Data source and statistical description
Data source and measurement
In December 2019, the Outline of the Regional Integration Development Plan in the Yangtze River Delta expanded the coverage of the YRD cities to include 41 low-level cities located in Shanghai, Jiangsu (13 cities), Zhejiang (11 cities), and Anhui (16 cities) provinces. The YRD region is characterized by rapid economic development, substantial potential for energy conservation and emission reduction, as well as a notable decoupling of economic growth and energy consumption. Given the dual-carbon target, the YRD cities hold significant importance as they are well-positioned to achieve the carbon peak target in a timely manner. This achievement not only supports the Chinese government in realizing the dual-carbon target but also sets a noteworthy example for other cities aiming to achieve the same target.
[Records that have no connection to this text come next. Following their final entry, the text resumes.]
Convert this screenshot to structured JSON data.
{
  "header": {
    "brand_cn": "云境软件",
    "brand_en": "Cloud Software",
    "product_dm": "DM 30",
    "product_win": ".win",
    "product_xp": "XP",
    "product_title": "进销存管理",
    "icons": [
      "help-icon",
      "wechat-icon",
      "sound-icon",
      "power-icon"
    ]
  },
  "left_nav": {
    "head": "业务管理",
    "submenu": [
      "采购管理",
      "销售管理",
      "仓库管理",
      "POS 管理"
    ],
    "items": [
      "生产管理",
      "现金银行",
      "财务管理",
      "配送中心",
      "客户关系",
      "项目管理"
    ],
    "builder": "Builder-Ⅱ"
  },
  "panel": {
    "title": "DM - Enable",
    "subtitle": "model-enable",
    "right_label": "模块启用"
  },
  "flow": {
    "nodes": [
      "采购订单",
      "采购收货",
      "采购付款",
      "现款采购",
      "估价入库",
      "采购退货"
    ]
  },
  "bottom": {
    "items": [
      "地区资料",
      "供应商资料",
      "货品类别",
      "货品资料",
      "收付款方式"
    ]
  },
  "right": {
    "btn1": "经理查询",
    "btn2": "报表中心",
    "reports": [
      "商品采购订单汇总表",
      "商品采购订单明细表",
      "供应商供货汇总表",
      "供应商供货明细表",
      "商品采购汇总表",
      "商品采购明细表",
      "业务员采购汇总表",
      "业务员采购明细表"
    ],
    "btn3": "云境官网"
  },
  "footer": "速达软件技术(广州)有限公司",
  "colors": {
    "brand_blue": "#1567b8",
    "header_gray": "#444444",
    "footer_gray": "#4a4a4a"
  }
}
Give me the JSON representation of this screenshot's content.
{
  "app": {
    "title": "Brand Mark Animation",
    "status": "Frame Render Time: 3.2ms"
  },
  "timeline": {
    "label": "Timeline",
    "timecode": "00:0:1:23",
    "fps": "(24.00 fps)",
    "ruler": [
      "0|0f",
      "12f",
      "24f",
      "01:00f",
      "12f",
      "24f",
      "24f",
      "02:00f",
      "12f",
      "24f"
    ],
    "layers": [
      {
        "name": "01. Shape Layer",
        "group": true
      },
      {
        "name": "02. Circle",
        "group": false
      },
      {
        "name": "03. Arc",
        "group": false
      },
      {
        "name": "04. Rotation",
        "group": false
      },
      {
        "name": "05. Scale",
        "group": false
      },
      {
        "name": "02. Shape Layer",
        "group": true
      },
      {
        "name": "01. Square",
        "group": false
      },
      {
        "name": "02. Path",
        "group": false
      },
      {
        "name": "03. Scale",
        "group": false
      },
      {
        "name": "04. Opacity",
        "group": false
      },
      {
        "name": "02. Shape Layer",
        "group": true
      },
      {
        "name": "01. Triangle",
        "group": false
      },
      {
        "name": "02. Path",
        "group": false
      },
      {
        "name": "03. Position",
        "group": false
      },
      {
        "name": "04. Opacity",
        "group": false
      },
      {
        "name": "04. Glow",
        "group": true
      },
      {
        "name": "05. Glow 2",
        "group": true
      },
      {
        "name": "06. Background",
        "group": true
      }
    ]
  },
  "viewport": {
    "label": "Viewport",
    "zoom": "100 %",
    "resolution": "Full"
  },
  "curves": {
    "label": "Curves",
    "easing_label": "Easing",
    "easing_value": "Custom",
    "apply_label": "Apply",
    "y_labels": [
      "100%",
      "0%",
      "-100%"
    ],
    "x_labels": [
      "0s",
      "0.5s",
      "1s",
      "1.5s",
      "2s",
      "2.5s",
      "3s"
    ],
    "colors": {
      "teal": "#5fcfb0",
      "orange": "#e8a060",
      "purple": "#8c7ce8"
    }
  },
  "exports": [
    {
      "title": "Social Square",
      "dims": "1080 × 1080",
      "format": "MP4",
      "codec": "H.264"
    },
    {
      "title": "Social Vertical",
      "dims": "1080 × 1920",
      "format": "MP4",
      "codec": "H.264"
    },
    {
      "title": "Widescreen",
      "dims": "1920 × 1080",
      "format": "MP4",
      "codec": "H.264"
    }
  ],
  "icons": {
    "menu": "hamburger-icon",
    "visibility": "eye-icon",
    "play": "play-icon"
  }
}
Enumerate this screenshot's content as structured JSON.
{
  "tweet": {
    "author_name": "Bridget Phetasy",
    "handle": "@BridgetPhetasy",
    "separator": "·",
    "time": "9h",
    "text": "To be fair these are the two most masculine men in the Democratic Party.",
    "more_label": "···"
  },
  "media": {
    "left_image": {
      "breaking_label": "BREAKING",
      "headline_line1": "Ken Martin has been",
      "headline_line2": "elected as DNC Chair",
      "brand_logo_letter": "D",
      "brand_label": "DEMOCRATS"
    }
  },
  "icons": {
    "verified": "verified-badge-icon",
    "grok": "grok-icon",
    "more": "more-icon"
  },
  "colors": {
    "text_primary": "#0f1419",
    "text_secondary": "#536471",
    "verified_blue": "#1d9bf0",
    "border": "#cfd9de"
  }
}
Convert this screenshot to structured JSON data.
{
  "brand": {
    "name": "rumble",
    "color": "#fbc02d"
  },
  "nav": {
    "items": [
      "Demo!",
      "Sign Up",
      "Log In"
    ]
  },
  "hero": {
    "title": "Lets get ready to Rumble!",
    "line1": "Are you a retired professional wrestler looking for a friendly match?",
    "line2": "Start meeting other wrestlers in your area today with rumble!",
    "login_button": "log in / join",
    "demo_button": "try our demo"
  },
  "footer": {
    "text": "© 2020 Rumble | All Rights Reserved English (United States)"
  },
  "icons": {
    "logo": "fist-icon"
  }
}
This study gathers panel data from the annual government work report texts of 41 prefecture-level cities in the Yangtze River Delta region. The data is obtained from official government websites and the Peking University Fabao Database. To ensure the consistency and completeness of the government work report (GWR) text data, the sample of cities covers the period from 2005 to 2019. In total, 615 GWR reports from prefecture-level cities were collected for the study.
The GCA level is calculated using textual big-data mining technology, which involves crawling and analyzing the frequency of keywords related to dual-carbon from the annual GWR texts. CO2 emissions data for the prefecture-level cities are sourced from the China Carbon Accounting Database. Urban CO2 emissions covered the period from 2005 to 2019. The assessment of emission reduction policies is based on the difference between the target ratio and the actual ratio of emission reduction achieved by the State Council during the 11th, 12 and 13th Five-Year Plan periods. Other pertinent data primarily come from the Economy Prediction System (EPS) data platform and the China Urban Yearbook.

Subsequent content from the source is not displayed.